In the span of two weeks, two of the world’s largest social media platforms have signaled they are done treating privacy as an unconditional promise. Together, the moves mark a decisive reckoning with what private messaging on social media actually costs—and who pays the price.
A TikTok spokesperson told Fortune that the company’s approach to messaging has not changed. “Direct messages on TikTok are secured using industry-standard encryption in transit and at rest,” the spokesperson said, comparing the technology to what Gmail uses. “People’s messages are private and protected. Access to message content is strictly limited, subject to internal authorization controls, and only available to trained personnel with a demonstrated need to review the information as part of safety investigations, legal compliance, or other limited circumstances.” In other words: not end-to-end encrypted, but far from an open book.
The distinction matters. The TikTok spokesperson said the design is deliberate—and that the lack of end-to-end encryption is itself a safety feature. “Messaging on TikTok is not end-to-end encrypted,” they said. “This helps make our platform undesirable for those who would attempt to share illegal material.” Meta had not yet responded to requests for comments.
Brian Long, CEO and co-founder of Adaptive Security, a firm that trains organizations to defend against AI-powered attacks, including deepfakes and voice cloning, says the calculus both companies are making reflects a necessary course correction. “It’s a challenging place, because on the one side, I think a lot of these companies have leaned into privacy,” Long told Fortune. “But on the other hand, it’s also led bad actors to do anything from run scams in the background to attack consumers. What they’re recognizing is that as great as it sounds for everything to be encrypted, it’s giving a lot of runway to bad actors.”

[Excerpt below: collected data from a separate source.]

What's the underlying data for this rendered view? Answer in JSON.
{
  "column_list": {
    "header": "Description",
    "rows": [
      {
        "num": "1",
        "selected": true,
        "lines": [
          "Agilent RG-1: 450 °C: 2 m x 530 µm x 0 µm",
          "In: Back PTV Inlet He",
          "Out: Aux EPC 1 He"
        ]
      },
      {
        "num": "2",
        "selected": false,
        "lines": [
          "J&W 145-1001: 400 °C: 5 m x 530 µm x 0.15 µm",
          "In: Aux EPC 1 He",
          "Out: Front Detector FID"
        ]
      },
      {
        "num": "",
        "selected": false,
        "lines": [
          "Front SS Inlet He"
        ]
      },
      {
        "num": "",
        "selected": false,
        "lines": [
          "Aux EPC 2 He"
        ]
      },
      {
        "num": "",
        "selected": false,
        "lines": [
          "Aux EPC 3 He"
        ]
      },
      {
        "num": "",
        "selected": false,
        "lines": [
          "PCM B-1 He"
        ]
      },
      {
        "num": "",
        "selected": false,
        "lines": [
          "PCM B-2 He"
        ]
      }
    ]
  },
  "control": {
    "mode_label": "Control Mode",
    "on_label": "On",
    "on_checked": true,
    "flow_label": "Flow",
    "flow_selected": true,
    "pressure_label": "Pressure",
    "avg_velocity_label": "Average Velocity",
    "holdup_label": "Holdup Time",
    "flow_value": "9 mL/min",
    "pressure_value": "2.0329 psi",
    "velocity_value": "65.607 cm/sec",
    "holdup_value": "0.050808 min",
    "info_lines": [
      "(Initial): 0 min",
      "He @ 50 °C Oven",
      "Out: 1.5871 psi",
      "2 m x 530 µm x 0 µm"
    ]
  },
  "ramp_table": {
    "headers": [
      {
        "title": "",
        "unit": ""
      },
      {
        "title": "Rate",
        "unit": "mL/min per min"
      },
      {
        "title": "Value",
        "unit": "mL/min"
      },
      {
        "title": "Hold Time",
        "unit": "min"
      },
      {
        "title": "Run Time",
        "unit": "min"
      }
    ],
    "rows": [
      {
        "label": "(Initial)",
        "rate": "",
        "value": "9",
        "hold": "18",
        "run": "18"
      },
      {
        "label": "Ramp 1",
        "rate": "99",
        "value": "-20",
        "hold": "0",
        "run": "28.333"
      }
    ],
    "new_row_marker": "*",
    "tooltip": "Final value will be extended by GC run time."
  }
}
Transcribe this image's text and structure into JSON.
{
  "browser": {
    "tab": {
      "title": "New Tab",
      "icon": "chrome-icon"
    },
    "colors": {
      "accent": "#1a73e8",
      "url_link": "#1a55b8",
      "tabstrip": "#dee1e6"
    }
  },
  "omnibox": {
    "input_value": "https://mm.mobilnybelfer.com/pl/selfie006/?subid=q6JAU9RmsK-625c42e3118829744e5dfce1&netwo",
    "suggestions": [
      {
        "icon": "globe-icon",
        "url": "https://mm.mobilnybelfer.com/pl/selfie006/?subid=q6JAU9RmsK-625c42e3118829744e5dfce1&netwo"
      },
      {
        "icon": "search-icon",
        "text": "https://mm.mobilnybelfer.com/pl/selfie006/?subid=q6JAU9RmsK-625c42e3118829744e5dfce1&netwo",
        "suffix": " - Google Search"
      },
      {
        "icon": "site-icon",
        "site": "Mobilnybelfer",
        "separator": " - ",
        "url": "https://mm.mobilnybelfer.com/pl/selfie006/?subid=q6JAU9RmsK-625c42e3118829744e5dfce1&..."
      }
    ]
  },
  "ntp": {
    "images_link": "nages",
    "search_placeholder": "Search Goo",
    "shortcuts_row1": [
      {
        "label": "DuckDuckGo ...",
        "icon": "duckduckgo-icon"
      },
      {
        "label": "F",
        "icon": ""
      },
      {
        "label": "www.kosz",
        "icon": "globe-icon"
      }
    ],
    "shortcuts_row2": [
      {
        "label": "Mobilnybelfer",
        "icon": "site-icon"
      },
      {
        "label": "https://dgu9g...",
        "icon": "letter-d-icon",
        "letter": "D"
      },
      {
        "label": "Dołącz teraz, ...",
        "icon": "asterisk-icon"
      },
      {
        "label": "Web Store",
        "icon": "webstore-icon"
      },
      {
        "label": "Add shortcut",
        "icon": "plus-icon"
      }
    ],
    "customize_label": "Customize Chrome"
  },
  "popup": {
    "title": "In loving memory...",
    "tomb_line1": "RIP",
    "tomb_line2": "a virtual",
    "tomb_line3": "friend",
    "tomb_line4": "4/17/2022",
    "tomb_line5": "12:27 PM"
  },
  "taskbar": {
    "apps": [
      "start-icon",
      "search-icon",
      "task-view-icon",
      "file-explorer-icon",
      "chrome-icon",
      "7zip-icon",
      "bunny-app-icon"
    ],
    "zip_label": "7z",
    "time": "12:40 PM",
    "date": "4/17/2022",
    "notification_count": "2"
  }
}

For privacy advocates, lifting encryption is still a serious concession, and one that opens user data to platform surveillance alongside the safety benefits. But for scam prevention professionals, it’s the right call. “I think companies are recognizing there are some potential serious downsides to privacy,” Long said. “At the end of the day, this correction is probably needed in order to stop more of the bad actors. And if privacy is the biggest priority, there are applications available that people can go use.”